Une pratique légale mais trompeuse
La « stretchflation » est un néologisme formé à partir des mots anglais « stretch » (étirer) et « inflation ». Son mécanisme est simple : un industriel augmente modestement le poids ou le volume d’un produit par exemple, de 100 à 110 grammes tout en appliquant une augmentation de prix disproportionnée. Le consommateur perçoit un « nouveau format » ou un « plus de produit », mais le prix au kilogramme, lui, a significativement grimpé.
Loin d’être la seule car d’autres pratiques visent également à masquer l’inflation, comme la « shrinkflation » (réduire la quantité) ou la « cheapflation » (utiliser des ingrédients de moindre qualité). Pour les associations de défense des consommateurs, il s’agit d’une manœuvre commerciale trompeuse. Comme le souligne la Confédération de la Consommation et du Cadre de Vie (CLCV), citée par plusieurs médias, il s’agit d’une « pratique condamnable » qui exploite la difficulté des acheteurs à comparer les prix au kilo entre deux formats différents.
Un contexte réglementaire qui pousse à l’innovation… commerciale
L’émergence récente de la stretchflation ne sont pas un hasard. Elle intervient dans un contexte économique marqué par la hausse des coûts des matières premières, poussant les industriels à protéger leurs marges, et surtout, après une évolution réglementaire majeure. Depuis le 1er juillet 2024, une mesure oblige les supermarchés de plus de 400 m² à signaler clairement, par un affichage en rayon, toute réduction de la quantité d’un produit pour un prix identique ou supérieur.

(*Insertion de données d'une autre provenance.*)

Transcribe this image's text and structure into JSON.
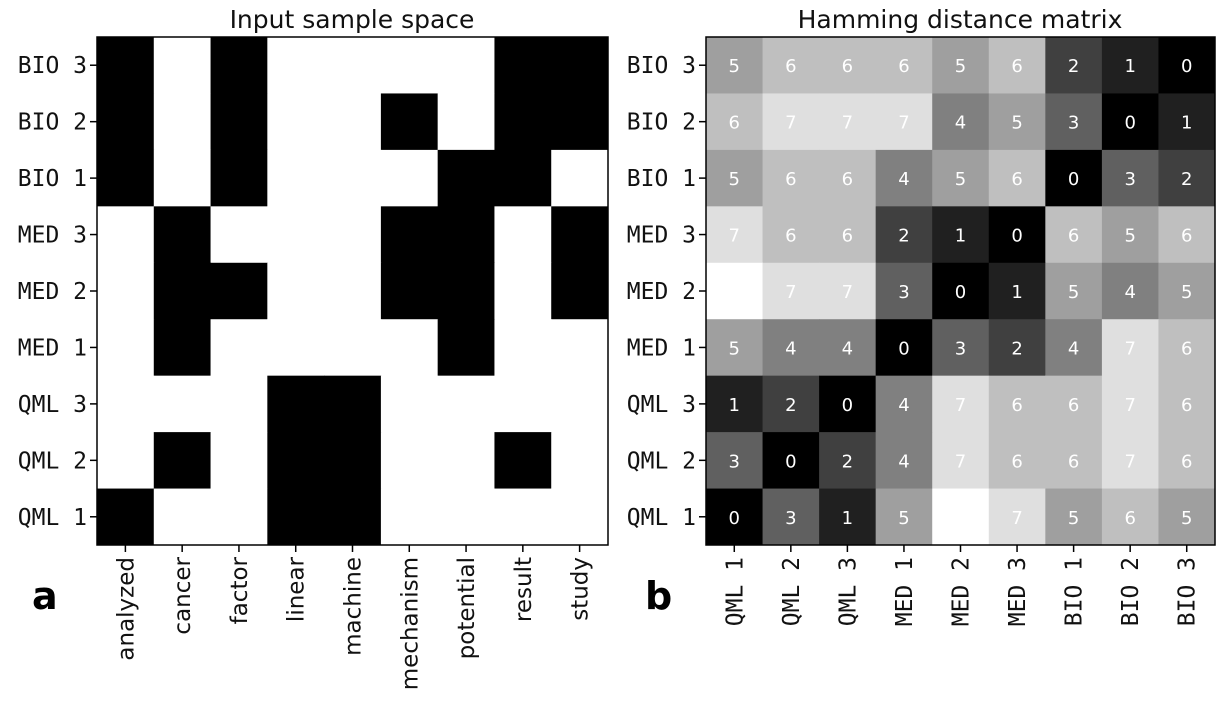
{
  "panel_labels": [
    "a",
    "b"
  ],
  "chart_data": [
    {
      "type": "heatmap",
      "title": "Input sample space",
      "x_tick_labels": [
        "analyzed",
        "cancer",
        "factor",
        "linear",
        "machine",
        "mechanism",
        "potential",
        "result",
        "study"
      ],
      "y_tick_labels": [
        "BIO 3",
        "BIO 2",
        "BIO 1",
        "MED 3",
        "MED 2",
        "MED 1",
        "QML 3",
        "QML 2",
        "QML 1"
      ],
      "colors": {
        "1": "#000000",
        "0": "#ffffff"
      },
      "matrix": [
        [
          1,
          0,
          1,
          0,
          0,
          0,
          0,
          1,
          1
        ],
        [
          1,
          0,
          1,
          0,
          0,
          1,
          0,
          1,
          1
        ],
        [
          1,
          0,
          1,
          0,
          0,
          0,
          1,
          1,
          0
        ],
        [
          0,
          1,
          0,
          0,
          0,
          1,
          1,
          0,
          1
        ],
        [
          0,
          1,
          1,
          0,
          0,
          1,
          1,
          0,
          1
        ],
        [
          0,
          1,
          0,
          0,
          0,
          0,
          1,
          0,
          0
        ],
        [
          0,
          0,
          0,
          1,
          1,
          0,
          0,
          0,
          0
        ],
        [
          0,
          1,
          0,
          1,
          1,
          0,
          0,
          1,
          0
        ],
        [
          1,
          0,
          0,
          1,
          1,
          0,
          0,
          0,
          0
        ]
      ]
    },
    {
      "type": "heatmap",
      "title": "Hamming distance matrix",
      "x_tick_labels": [
        "QML 1",
        "QML 2",
        "QML 3",
        "MED 1",
        "MED 2",
        "MED 3",
        "BIO 1",
        "BIO 2",
        "BIO 3"
      ],
      "y_tick_labels": [
        "BIO 3",
        "BIO 2",
        "BIO 1",
        "MED 3",
        "MED 2",
        "MED 1",
        "QML 3",
        "QML 2",
        "QML 1"
      ],
      "colormap": "gray",
      "value_range": [
        0,
        8
      ],
      "matrix": [
        [
          5,
          6,
          6,
          6,
          5,
          6,
          2,
          1,
          0
        ],
        [
          6,
          7,
          7,
          7,
          4,
          5,
          3,
          0,
          1
        ],
        [
          5,
          6,
          6,
          4,
          5,
          6,
          0,
          3,
          2
        ],
        [
          7,
          6,
          6,
          2,
          1,
          0,
          6,
          5,
          6
        ],
        [
          8,
          7,
          7,
          3,
          0,
          1,
          5,
          4,
          5
        ],
        [
          5,
          4,
          4,
          0,
          3,
          2,
          4,
          7,
          6
        ],
        [
          1,
          2,
          0,
          4,
          7,
          6,
          6,
          7,
          6
        ],
        [
          3,
          0,
          2,
          4,
          7,
          6,
          6,
          7,
          6
        ],
        [
          0,
          3,
          1,
          5,
          8,
          7,
          5,
          6,
          5
        ]
      ],
      "hidden_values": [
        8
      ]
    }
  ]
}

La régulation, qui cible directement la shrinkflation, a eu un effet inattendu. Elle semble pousser certaines marques à adopter la stretchflation, une pratique qui n’est pas encore encadrée par la loi. Ainsi, face à une transparence imposée sur la réduction des quantités, l’étiquetage devient une stratégie pour continuer à augmenter les prix de manière moins visible.
Quelles conséquences pour le consommateur et quelle suite ?
Pour l’acheteur, la stretchflation représente donc un défi supplémentaire dans la gestion de son budget. Elle brouille les repères et complexifie la comparaison, pourtant essentielle en période d’inflation. Les mentions « nouveau format », « encore plus de produit » ou « recette améliorée » peuvent détourner l’attention de la hausse réelle du coût à l’unité de consommation. Le secteur principalement concerné reste l’agroalimentaire et la grande consommation.
La question d’une régulation spécifique, similaire à celle appliquée à la shrinkflation, se pose déjà.
Les associations (notamment Foodwatch) dénoncent la pratique comme abusive et appellent à une plus grande transparence sur les prix unitaires et à une vigilance accrue des autorités. Les hausses de prix au kilo pourraient ainsi tout aussi être clairement communiquées que les réductions de quantité.